# mousses vs. bavarians



## madgoose (Oct 20, 2004)

hey everyone,

i've been debating on whether to use a bavarian or mousse filling in conjunction with a sponge cake for a practical, i've been wondering if anyone could tell me some of the similarities and differences between the two, i've checked in my book but all it seems to have is the procedures for making them.

thanks


----------



## dano1 (Oct 23, 2003)

why not make a small batch of each and taste side by side?


----------



## madgoose (Oct 20, 2004)

taste isn't the only factor i'm looking for similarities and difference in terms of structure and the making of as well as taste to be quite honest i'm not that fond of mousses and bavarians but it's required for the practical so that's why i was asking.


----------



## coffeekitten (Apr 18, 2005)

Even though you may not particularly like things. I find it very important to at least try them and adjust flavors and such. It is very important to being a good chef, because its not about what you like its about the customer. (Unless you are alergic or a vegetarain... or if it makes you vomit...  )

Good luck on your exam.
I know i had fun making triple chocolate bavarios when i was in that class. If you need anymore advice dont hesitate to ask.
Coffeekitten


----------



## kuan (Jun 11, 2001)

You need to make both, and you need to make them both at least fifty times before you can master them. You will learn a lot about what you're asking about when you make them. Expect unwanted results during the process.


----------



## zukerig (Sep 23, 2004)

A _crème bavarian_ is relatively easy to prepare, if you exercise ordinary care in the procedure. It is served unmolded generally, but you could also place it in a collared soufflé dish to become an iced dessert, or surround it with _biscuits à la cuilliere_ (ladyfingers) to be transformed into a charlotte russe.

If you are going to serve the bavarian in a decorative or ring mold, select a mold which will hold 2 quarts when filled almost to the brim for ease of unmolding. If you choose to made a basic liqueur bavarian, be imaginative and consider making a Beachcomber (equal parts white créme de cacao & coffee liqueur) or fruit bavarian (fruit _eau de vie_ or brandy, or kirschwasser) - or whatever best appeals to your discernment. A chocolate bavarian is also a possibility (which can likewise be flavored with amaretto, kirsch, or coffee or orange liqueur.)

In the end, if you opt to prepare a _crème bavarian_, you have some other wonderful ones to shortlist - such as, caramel, pineapple, and pear w/ raspberry coulis.
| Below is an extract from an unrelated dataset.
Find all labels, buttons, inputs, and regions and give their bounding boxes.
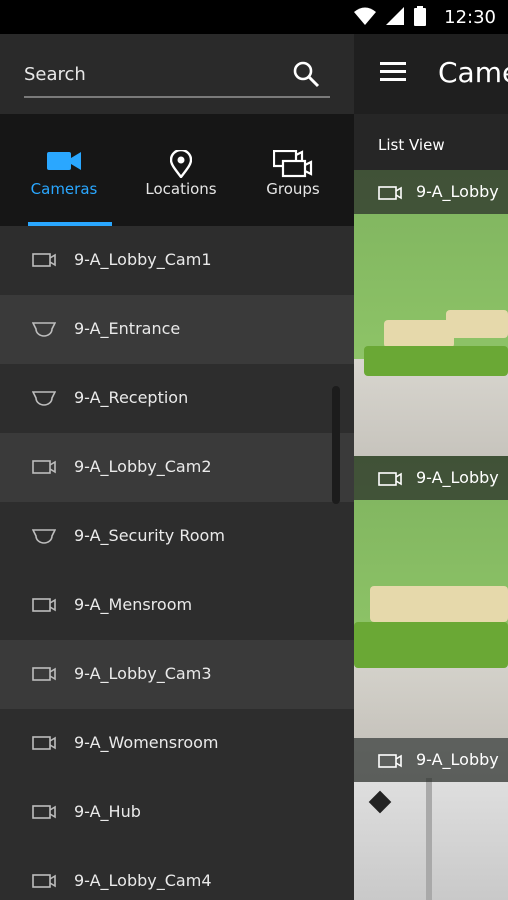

Classic fruit versions are usually made w/out crème anglaise, consisting simply of sweetened fruit purée, gelatin, and whipped cream. Many culinary pros refer to these desserts as mouses, and so they are often included in the mousse sections of the repertoire. Note that a bavarian containing fresh fruit shouldn't be frozen.

Here's the outline for preparing a simply elegant molded bavarian: Slice a yellow _génoise_ horizontally into three equal layers; place one layer in the bottom of a 10-inch springform pan, reserving remaining layers for another use.

Prepare a lime bavarian (or a citrus mousse). Pour the bavarian over the génoise base. Glaze the top with a thin layer of lemon-cream Jean Louis. Garnish the turned-out presentation w/ fresh-sliced fruit and brightly colored tropical sauces -- maybe kiwi, mango, and/or passionfruit.


----------